In its recent Browning-Ferris decision, the National Labor Relations Board (NLRB) considered whether two separate companies in Northern California were joint employers of staffing agency workers. The board stated that it was revisiting its former standard because of changing economic circumstances.
“[T]he diversity of workplace arrangements in today’s economy has significantly expanded,” the three-member majority wrote in the decision Aug. 27, 2015.
They relied on a Bureau of Labor Statistics report and explained that “the number of jobs in the employment services industry, which includes employment placement agencies and temporary help services, will increase to almost 4 million by 2022, making it ‘one of the largest and fastest growing [industries] in terms of employment.’ ”
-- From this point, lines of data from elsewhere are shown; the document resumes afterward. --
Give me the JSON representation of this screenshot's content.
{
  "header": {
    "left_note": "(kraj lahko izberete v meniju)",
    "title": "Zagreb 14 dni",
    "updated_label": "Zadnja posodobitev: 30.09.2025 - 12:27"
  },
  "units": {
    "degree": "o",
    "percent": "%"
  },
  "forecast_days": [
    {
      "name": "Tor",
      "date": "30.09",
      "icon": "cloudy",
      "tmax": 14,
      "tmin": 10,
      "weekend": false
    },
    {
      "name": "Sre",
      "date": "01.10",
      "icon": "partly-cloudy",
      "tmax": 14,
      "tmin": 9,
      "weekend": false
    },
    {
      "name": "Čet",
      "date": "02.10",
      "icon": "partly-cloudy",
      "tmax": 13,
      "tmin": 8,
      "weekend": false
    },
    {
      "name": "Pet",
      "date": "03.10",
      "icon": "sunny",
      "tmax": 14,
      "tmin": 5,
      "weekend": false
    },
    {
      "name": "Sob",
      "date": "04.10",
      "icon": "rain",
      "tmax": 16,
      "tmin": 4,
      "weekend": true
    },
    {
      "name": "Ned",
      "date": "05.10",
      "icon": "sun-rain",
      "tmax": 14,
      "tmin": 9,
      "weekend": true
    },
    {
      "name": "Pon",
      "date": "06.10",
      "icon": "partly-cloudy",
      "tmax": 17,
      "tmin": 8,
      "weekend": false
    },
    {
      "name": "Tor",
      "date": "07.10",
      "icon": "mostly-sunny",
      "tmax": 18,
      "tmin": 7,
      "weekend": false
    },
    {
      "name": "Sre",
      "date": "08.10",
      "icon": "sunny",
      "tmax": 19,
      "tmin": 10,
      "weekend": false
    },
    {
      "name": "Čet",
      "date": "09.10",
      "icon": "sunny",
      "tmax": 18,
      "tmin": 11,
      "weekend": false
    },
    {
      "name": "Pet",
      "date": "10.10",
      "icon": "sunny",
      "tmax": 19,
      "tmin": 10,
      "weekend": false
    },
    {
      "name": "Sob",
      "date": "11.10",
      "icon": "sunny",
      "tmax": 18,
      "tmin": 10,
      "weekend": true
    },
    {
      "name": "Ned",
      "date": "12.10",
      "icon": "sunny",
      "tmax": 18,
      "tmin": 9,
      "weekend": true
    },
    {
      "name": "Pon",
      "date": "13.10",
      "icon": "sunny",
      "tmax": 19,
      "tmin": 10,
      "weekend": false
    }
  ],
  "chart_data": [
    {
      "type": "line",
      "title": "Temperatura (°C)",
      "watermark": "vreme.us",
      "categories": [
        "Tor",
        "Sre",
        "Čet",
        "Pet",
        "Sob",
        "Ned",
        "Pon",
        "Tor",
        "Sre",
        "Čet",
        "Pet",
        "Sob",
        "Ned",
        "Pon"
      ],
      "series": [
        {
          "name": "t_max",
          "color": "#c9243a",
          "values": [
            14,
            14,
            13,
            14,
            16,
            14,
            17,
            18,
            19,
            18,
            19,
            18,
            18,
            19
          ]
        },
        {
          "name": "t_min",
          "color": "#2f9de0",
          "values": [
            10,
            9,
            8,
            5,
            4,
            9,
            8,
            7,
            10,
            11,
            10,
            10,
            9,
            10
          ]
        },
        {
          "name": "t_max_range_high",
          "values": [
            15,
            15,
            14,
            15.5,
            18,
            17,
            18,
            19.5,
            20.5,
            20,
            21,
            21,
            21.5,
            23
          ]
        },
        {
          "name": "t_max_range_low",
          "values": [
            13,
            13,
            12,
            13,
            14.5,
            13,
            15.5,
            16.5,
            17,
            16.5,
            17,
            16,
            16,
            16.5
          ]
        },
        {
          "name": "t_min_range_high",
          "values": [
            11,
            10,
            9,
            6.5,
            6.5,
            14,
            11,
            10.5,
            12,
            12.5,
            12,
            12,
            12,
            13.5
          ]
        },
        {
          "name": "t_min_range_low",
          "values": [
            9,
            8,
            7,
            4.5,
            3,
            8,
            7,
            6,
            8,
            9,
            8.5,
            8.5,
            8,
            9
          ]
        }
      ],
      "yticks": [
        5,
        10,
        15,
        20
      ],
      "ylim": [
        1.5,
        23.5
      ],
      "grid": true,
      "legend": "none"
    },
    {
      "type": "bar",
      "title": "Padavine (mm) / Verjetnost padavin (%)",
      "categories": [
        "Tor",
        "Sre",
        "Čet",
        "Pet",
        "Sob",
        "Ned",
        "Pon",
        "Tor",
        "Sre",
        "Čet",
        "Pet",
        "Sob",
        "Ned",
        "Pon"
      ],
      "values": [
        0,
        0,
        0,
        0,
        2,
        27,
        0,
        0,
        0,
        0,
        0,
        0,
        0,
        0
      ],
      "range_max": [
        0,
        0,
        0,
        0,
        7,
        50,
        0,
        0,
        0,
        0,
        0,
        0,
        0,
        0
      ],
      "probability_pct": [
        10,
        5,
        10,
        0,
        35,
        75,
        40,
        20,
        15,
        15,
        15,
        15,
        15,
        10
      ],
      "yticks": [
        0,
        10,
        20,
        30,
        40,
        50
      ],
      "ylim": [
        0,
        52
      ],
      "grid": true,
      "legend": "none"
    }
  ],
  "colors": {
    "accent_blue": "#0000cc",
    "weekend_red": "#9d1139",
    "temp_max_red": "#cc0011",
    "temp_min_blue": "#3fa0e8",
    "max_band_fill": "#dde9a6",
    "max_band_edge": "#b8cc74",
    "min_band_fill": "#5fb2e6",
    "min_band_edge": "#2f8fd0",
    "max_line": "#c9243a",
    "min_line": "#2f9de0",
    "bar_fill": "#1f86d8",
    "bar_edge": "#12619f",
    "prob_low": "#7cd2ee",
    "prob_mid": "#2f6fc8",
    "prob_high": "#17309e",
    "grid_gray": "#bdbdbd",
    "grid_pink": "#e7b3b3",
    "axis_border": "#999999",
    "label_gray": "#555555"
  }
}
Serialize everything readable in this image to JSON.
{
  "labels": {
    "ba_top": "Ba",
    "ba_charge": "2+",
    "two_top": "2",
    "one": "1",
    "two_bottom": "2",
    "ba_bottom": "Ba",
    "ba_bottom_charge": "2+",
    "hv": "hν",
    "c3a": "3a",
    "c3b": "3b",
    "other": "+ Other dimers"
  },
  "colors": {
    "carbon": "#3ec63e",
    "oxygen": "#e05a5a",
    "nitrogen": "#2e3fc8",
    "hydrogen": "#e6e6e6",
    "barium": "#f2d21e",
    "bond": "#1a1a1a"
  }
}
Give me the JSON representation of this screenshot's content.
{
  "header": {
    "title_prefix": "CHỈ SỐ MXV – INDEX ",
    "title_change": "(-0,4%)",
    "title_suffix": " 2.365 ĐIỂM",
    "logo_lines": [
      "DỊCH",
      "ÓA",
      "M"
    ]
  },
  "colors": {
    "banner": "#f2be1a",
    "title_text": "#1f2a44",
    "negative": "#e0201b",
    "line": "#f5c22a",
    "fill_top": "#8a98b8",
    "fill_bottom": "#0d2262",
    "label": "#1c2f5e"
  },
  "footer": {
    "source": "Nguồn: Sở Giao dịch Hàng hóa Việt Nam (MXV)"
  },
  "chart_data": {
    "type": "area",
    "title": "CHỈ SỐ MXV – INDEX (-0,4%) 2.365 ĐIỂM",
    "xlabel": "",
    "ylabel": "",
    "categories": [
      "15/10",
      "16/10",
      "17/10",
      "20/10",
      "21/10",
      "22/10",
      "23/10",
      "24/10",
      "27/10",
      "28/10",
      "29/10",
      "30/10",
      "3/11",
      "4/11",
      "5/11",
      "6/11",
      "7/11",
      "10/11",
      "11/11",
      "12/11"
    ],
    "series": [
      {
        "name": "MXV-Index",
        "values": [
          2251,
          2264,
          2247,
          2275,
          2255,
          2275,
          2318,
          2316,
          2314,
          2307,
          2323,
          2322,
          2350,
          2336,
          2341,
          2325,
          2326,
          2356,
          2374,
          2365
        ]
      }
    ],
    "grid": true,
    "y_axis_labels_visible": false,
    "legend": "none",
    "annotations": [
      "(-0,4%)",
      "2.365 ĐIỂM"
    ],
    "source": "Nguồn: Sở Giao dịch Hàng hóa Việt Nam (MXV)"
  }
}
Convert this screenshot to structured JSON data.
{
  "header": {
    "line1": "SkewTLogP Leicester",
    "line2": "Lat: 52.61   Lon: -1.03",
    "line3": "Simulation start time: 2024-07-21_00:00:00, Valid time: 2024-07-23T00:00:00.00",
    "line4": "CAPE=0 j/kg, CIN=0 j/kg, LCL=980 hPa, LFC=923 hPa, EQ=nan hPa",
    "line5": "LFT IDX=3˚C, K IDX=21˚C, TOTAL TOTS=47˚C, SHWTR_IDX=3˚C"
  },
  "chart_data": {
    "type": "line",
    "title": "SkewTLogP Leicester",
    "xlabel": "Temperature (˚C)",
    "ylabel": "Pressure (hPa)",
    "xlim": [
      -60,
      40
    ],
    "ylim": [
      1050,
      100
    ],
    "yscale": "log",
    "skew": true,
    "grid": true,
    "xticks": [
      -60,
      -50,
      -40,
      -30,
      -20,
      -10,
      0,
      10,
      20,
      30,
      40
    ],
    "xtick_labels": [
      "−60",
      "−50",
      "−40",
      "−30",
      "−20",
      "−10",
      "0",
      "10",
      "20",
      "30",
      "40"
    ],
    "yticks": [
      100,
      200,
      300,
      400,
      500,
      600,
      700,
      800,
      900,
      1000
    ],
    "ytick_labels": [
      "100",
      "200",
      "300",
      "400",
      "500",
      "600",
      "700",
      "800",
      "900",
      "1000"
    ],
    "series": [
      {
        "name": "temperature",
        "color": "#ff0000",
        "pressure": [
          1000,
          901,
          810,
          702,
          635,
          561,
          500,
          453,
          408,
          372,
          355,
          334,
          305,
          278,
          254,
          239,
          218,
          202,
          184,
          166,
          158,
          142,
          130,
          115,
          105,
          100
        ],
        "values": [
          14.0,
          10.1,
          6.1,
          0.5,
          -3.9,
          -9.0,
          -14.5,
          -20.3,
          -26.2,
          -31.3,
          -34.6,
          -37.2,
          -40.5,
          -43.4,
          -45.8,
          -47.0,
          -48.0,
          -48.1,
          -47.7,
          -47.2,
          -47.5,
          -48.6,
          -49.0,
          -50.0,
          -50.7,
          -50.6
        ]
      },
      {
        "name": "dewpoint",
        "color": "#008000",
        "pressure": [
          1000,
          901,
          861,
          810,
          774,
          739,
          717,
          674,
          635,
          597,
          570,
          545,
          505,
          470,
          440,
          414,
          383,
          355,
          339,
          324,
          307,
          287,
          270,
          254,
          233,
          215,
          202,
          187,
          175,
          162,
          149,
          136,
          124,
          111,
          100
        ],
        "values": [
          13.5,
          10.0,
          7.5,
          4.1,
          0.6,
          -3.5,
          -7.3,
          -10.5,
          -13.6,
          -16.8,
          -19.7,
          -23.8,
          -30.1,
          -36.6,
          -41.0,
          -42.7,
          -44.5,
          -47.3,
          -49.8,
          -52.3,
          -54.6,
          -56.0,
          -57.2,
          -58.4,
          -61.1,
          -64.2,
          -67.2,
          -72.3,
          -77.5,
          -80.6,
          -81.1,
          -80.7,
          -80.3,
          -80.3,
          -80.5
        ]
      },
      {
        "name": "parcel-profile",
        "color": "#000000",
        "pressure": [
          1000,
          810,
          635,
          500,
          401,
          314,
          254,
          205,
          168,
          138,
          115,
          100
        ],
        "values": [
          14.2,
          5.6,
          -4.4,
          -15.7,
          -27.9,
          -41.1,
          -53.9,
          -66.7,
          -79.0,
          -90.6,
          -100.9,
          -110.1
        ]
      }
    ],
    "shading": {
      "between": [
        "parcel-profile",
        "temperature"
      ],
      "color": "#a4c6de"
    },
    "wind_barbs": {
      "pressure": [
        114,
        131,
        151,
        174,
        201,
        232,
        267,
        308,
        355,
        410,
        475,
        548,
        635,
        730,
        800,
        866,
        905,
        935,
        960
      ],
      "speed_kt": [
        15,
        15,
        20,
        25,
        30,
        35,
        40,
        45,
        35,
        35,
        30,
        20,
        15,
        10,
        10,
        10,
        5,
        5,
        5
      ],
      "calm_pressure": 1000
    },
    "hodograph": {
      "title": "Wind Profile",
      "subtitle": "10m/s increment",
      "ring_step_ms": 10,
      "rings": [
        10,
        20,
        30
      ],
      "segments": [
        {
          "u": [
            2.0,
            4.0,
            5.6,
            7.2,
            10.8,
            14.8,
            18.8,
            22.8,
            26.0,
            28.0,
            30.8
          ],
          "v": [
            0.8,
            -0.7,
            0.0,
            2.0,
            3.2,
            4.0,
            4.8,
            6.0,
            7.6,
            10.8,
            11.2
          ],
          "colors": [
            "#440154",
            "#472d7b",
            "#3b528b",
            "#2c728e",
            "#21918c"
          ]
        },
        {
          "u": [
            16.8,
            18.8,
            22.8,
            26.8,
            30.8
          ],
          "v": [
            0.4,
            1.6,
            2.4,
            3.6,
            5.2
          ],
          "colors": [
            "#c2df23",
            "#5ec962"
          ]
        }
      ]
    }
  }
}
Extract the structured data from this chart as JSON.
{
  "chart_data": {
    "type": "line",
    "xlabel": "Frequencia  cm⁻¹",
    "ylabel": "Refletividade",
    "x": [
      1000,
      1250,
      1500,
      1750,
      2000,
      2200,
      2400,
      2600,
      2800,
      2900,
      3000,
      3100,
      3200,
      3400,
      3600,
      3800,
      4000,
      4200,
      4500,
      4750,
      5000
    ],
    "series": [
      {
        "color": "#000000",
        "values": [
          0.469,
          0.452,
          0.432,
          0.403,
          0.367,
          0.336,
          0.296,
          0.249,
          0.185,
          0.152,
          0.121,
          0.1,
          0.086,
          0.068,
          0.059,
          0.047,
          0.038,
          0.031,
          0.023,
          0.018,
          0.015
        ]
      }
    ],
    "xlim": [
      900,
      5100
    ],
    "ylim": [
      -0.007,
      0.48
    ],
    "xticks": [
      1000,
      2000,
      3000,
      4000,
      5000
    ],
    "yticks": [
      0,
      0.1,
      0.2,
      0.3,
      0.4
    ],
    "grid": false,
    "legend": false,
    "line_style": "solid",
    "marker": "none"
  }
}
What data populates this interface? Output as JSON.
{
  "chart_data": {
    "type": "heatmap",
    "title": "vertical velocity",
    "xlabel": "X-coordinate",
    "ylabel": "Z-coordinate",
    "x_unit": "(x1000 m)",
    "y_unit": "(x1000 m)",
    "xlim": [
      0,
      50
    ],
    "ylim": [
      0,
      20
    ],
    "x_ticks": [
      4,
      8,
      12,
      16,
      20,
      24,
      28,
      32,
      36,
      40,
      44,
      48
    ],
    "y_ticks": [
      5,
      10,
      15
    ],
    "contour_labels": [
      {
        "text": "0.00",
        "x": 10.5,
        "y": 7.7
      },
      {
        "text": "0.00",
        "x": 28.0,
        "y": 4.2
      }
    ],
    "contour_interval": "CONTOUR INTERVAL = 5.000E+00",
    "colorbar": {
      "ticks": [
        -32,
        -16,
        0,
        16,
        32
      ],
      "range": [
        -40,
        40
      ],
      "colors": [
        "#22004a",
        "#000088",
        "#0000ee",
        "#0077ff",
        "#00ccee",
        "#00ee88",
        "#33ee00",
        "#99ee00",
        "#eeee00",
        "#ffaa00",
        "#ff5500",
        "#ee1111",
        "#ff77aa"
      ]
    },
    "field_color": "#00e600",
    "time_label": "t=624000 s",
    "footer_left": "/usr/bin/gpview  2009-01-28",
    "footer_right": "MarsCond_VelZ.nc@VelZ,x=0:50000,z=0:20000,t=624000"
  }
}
The NLRB announced a new standard in Browning-Ferris, indicating that a company may qualify as a joint employer if it exercises indirect control over working conditions or if it has reserved authority to do so. This decision has created uncertainty because a joint employer finding requires a fact-specific, case-by-case analysis of the arrangement.
A recent NLRB decision following Browning-Ferris gave businesses some comfort, because it held that the staffing agency involved maintained control over the terms and conditions of employment. But in another case in August of this year, Rtro Environmental, the NLRB found that two companies were joint employers, even though they had no current projects together and no bids for future projects. The board considered whether:
The user company would continue to dictate the number of workers supplied by the staffing company.
It would continue to impose training and qualification requirements on the staffing company.
It would continue to retain the right to request a replacement employee from the staffing company.
The U.S. Department of Labor has joined the NLRB in making joint employment an enforcement priority. It recently clarified its joint-employer definition under the federal Fair Labor Standards Act (FLSA) and the Migrant and Seasonal Agricultural Worker Protection Act (MSPA). When a worker has an employment relationship with one employer, such as a staffing agency, and the economic realities show that the worker is economically dependent on another company, both companies may be considered joint employers under a “vertical” joint-employment theory.
Based on seven factors in MSPA regulation for determining dependence, a company could be a vertical joint employer if it:
Controls the work performed, directly or indirectly.
Controls employment conditions such as the power to hire or fire the workers.
Maintains a long-term relationship with the workers.
Hires workers to perform repetitive and unskilled work.
Hires workers to perform work that is integral to the business
Requires work to be performed on its premises.